Dalam DEICIDE 19, Tatsuki menyadari bahwa ia sama sekali tidak merasakan apa pun dari Ichigo, dan Aizen sendiri merasa gelisah, tidak mampu mendeteksi tekanan spiritual apa pun dan yakin bahwa Ichigo telah menyia-nyiakan kesempatan terakhirnya untuk menjadi kuat.
Di akhir DEICIDE 19, ketika Aizen mencibir bahwa Ichigo tidak akan pernah bisa melukainya, Ichigo mencengkeram wajahnya, mendorongnya sejauh bermil-mil, dan membantingnya ke tanah hampir tanpa usaha, lalu memperingatkannya untuk bersiap.
DEICIDE 19 diadaptasi dalam Episode 308, Goodbye...Rangiku.
Mencari info lebih lanjut tentang DEICIDE 19? Bleach Wiki di Fandom memiliki halaman khusus dengan catatan komunitas.

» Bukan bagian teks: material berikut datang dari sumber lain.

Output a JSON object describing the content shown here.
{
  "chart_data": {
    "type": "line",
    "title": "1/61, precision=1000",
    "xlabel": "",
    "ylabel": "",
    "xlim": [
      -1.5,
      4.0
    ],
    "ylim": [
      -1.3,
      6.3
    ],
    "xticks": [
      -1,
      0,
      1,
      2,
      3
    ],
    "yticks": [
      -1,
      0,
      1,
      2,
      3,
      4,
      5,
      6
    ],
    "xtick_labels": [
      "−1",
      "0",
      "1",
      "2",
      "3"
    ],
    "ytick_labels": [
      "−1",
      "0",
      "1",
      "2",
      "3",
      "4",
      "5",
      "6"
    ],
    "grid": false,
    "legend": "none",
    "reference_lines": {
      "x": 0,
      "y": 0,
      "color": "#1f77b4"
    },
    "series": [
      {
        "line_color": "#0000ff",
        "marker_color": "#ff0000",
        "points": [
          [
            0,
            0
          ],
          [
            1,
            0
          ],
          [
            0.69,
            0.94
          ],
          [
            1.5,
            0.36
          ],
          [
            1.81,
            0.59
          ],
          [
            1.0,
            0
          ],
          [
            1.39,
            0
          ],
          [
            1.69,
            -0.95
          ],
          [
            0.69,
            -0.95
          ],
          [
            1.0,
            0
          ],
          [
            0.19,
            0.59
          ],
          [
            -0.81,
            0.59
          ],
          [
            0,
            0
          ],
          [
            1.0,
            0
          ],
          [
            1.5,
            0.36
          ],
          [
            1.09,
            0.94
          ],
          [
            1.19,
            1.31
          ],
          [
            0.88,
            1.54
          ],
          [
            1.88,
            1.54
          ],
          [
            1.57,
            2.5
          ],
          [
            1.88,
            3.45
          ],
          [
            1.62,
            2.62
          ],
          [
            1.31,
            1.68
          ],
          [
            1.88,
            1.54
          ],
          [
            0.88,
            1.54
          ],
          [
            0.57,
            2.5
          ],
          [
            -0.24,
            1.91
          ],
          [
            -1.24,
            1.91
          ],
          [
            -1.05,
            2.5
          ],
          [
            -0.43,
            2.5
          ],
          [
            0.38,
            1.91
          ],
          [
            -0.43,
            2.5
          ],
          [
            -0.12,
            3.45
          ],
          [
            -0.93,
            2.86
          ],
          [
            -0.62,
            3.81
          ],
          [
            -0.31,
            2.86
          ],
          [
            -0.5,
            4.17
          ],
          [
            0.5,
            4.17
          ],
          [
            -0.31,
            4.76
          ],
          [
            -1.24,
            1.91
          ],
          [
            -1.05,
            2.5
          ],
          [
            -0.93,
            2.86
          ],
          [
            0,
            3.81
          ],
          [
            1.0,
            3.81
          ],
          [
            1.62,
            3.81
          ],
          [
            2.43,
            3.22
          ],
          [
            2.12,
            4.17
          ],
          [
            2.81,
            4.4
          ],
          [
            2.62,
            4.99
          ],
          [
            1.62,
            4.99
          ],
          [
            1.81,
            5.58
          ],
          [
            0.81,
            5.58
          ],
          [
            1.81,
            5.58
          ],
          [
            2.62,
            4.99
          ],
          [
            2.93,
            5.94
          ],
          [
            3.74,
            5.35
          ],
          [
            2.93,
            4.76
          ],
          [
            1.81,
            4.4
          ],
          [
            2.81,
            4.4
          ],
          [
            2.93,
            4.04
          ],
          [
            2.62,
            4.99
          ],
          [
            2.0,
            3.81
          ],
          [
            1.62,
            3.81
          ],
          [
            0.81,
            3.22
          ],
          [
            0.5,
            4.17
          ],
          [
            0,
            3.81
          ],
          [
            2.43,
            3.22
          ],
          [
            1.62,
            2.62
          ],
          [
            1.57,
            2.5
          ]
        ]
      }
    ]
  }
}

Lihat di FandomKonten ini adalah tulisan asli oleh Daddy Jim Anime berdasarkan serial anime Bleach, manga, dan materi resmi. Referensi episode dan bab dikutip jika berlaku.
Pemegang hak
Seluruh hak dimiliki oleh pemegang hak masing-masing.
Gambar karakter dan adegan di situs ini adalah karya seni asli oleh Daddy Jim Anime, bukan tangkapan layar atau gambar berlisensi. Cover art resmi digunakan pada tiga jenis halaman untuk komentar editorial:
Sumber resmi:
Daddy Jim Anime memelihara ensiklopedia ini. Jika kamu menemukan kesalahan, masalah terjemahan, atau sesuatu yang tampak tidak benar, beri tahu kami.